Why do some religious groups handle snakes? — Bob Prichard

The practice of handling snakes in worship comes from a misunderstanding of the words of Christ recorded in Mark 16:17-18. In this passage, Jesus said, these signs shall follow them that believe; In my name shall they cast out devils; they shall speak with new tongues; They shall take up serpents; and if they drink any deadly thing, it shall not hurt them; they shall lay hands on the sick, and they shall recover. Some people take the words, They shall take up serpents, to be a promise to all Christians that they will be able to handle snakes without harm. Study of the context of the statement shows, however, that Christ did not make the promise to all believers, but to the apostles alone.

The two preceding verses record Christ’s words to the apostles. And he said unto them, Go ye into all the world, and preach the gospel to every creature. He that believeth and is baptized shall be saved; but he that believeth not shall be damned (Mark 16:15-16). Verse 15 is addressed directly to the apostles, he said unto them [note the plural them]. Verse 16 speaks of what the individual believer may do: He that believeth and is baptized shall be saved [note the singular he]. Verse 17 returns to the plural, these signs shall follow [or accompany (ASV)] them that believe. The promise of casting out devils, speaking in tongues, taking up serpents, drinking poison, and healing the sick all applied to the apostles only, and not to all Christians.

There is no biblical evidence that anyone other than the apostles was ever able to perform this miracle. Acts 28:3-5 describes the fulfillment of this promise, as a deadly viper on the island of Malta bit the apostle Paul, with no harmful effect. Even if the promise to take up serpents without harm was made to all Christians in the early church, the promise would no longer be in effect today, because the New Testament age of miracles has passed. After discussing the miraculous spiritual gifts available in the early church (1 Corinthians 12), Paul stated, whether there be prophecies, they shall fail; whether there be tongues, they shall cease; whether there be knowledge, it shall vanish away (1 Corinthians 13:8). Paul was declaring that the gifts of prophecy, tongues and knowledge, representative of all the gifts he had discussed in the previous chapter, would cease.
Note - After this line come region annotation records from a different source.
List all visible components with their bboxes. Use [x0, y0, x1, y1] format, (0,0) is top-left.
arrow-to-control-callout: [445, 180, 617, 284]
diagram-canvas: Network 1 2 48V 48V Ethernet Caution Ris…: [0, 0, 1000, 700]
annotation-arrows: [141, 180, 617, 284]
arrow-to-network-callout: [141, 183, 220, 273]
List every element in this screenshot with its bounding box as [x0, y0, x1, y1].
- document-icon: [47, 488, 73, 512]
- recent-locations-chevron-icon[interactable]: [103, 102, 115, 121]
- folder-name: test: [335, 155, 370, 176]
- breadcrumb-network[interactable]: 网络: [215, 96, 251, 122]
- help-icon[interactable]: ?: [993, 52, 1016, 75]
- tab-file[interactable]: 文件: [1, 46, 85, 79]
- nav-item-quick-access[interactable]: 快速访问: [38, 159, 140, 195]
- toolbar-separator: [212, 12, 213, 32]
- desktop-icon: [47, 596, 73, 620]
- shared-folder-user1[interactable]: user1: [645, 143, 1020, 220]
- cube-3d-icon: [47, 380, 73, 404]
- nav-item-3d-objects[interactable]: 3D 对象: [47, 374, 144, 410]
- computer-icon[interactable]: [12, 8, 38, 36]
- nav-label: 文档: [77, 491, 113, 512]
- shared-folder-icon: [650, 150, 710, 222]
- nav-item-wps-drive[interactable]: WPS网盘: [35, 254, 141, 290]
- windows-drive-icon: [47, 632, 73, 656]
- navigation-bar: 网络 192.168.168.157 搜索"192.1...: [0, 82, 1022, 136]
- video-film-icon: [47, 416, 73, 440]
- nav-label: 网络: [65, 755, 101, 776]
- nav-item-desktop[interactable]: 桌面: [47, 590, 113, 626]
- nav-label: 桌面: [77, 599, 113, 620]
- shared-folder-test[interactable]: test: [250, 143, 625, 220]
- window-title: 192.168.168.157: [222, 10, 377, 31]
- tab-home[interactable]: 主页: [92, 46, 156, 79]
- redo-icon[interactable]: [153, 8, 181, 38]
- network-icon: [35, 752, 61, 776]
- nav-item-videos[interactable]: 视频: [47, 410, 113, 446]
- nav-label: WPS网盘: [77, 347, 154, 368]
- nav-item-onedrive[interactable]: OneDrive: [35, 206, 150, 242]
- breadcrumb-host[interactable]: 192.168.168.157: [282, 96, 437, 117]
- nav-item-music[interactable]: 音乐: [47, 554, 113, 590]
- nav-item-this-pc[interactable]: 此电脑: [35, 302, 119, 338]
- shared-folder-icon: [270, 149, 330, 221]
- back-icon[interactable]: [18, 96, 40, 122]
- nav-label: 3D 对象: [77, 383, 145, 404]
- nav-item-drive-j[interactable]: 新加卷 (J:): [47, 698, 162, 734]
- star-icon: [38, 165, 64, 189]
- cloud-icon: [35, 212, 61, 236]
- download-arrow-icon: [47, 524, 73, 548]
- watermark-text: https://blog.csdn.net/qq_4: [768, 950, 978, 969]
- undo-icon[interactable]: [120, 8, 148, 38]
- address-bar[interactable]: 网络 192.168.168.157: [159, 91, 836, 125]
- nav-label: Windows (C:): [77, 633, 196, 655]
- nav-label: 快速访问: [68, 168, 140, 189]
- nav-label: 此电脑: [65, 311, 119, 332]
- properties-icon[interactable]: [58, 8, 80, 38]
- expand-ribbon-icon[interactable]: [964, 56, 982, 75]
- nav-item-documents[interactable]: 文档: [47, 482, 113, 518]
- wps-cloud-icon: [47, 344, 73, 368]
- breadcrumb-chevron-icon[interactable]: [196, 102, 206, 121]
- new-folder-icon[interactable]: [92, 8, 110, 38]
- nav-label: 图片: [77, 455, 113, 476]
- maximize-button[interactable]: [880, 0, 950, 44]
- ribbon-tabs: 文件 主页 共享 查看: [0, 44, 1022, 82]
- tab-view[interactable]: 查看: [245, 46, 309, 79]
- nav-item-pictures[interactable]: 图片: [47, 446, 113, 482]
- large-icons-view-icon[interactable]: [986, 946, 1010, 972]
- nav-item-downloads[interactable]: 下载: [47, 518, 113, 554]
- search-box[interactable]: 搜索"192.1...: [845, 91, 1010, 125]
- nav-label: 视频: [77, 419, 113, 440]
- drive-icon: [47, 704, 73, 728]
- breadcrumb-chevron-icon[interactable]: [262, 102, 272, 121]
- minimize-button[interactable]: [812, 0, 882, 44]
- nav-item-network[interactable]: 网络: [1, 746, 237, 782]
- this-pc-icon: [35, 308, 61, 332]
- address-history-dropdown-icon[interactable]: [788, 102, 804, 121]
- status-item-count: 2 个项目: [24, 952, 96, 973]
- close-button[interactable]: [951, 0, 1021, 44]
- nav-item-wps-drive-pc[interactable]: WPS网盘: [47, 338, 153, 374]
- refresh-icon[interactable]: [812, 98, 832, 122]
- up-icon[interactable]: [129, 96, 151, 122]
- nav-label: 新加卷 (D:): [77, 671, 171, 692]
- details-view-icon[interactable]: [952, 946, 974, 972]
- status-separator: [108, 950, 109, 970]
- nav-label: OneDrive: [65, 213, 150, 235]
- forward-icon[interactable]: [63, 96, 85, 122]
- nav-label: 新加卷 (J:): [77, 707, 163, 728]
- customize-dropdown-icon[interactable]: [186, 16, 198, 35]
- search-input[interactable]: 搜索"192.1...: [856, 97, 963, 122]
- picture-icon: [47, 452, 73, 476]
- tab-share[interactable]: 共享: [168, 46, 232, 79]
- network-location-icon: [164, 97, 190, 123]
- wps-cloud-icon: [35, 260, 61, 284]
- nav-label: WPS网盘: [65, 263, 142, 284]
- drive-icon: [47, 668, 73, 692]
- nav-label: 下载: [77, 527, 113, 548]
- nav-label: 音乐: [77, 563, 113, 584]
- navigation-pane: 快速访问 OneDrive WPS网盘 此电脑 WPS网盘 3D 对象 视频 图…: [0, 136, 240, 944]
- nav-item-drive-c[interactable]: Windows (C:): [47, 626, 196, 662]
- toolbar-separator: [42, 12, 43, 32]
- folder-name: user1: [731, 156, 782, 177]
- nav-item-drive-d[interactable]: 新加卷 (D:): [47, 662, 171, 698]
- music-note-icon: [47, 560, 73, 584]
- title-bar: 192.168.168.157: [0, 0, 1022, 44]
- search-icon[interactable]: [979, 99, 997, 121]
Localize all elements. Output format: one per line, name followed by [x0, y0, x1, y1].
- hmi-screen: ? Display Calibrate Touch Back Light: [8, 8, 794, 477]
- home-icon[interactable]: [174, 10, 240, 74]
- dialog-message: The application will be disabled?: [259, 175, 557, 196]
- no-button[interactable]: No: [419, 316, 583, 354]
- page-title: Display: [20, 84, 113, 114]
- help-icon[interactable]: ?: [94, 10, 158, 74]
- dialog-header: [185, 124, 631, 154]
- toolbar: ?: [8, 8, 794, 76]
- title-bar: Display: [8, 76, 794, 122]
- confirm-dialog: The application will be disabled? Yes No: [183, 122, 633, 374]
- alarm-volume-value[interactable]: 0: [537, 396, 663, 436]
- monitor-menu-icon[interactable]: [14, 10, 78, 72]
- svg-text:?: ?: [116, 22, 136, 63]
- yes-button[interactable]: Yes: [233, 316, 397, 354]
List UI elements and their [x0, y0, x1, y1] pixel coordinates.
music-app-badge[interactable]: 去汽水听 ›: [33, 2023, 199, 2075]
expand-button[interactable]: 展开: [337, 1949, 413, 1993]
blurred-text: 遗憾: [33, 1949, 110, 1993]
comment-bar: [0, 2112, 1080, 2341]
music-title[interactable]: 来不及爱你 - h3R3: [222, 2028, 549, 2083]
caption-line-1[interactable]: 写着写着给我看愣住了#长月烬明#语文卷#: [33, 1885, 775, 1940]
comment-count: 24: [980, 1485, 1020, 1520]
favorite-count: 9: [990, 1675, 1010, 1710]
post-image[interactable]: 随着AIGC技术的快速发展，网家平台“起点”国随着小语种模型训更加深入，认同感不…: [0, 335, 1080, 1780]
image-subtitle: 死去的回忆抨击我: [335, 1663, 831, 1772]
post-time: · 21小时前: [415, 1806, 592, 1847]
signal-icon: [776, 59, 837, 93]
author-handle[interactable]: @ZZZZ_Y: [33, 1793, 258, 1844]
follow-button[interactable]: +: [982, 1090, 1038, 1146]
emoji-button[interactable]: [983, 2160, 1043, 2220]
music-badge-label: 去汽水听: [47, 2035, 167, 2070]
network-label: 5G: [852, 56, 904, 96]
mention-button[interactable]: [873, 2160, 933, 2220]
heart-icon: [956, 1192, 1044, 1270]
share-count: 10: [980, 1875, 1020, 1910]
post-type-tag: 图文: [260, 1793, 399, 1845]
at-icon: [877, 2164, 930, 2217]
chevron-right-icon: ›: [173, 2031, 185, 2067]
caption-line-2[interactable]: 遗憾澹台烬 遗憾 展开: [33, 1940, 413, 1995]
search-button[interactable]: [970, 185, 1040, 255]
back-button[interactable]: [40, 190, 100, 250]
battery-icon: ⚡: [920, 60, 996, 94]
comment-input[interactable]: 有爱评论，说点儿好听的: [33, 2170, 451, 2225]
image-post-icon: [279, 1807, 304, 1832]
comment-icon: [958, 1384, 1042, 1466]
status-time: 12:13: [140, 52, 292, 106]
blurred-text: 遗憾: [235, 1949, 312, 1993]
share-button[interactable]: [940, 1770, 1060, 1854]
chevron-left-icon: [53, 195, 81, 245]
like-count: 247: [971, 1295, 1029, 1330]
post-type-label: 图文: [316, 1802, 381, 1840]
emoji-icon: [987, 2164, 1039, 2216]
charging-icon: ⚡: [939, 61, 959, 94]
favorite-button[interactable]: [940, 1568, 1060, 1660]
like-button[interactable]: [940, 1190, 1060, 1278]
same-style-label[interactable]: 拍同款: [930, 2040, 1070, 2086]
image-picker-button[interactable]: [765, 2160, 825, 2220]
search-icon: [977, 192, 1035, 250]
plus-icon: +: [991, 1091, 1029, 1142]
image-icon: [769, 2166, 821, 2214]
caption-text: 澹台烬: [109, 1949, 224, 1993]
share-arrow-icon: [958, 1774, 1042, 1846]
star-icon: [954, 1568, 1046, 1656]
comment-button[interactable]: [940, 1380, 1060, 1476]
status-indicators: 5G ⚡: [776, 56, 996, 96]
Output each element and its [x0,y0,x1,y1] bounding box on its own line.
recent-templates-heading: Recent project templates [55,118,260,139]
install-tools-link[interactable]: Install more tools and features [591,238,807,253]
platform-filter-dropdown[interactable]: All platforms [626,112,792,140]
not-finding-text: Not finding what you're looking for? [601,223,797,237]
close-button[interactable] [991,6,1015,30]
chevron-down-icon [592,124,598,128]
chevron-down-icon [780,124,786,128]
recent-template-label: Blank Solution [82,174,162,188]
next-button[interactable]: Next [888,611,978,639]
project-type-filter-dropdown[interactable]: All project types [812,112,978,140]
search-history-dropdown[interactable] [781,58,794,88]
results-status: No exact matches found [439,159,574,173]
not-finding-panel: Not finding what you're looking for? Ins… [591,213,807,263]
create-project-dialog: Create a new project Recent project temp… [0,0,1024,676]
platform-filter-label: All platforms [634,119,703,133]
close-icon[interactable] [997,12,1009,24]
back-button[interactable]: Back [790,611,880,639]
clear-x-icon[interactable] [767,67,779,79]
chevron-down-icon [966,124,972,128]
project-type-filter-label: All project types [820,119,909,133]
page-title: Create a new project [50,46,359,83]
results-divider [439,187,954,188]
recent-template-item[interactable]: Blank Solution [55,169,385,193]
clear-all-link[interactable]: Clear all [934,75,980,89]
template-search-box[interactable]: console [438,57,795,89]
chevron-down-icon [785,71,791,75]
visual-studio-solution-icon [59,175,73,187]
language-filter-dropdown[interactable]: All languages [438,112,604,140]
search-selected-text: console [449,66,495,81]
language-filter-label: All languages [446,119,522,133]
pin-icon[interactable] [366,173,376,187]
He continued, For we know in part, and we prophesy in part. But when that which is perfect is come, then that which is in part shall be done away (1 Corinthians 13:9-10). The miraculous spiritual gifts were necessary for the development of the early church and the confirmation of the gospel (as in Acts 28:3-5), but the gifts ceased with the completion of the perfect revelation of God in the New Testament.

When Satan challenged Jesus to throw himself from the pinnacle of the temple, Jesus said, Thou shalt not tempt the Lord thy God (Matthew 4:7). Taking up serpents is dangerous and illegal, and would fall in the same class as what Jesus refused to do for Satan in leaping from the pinnacle of the temple. Taking up serpents is not scriptural worship!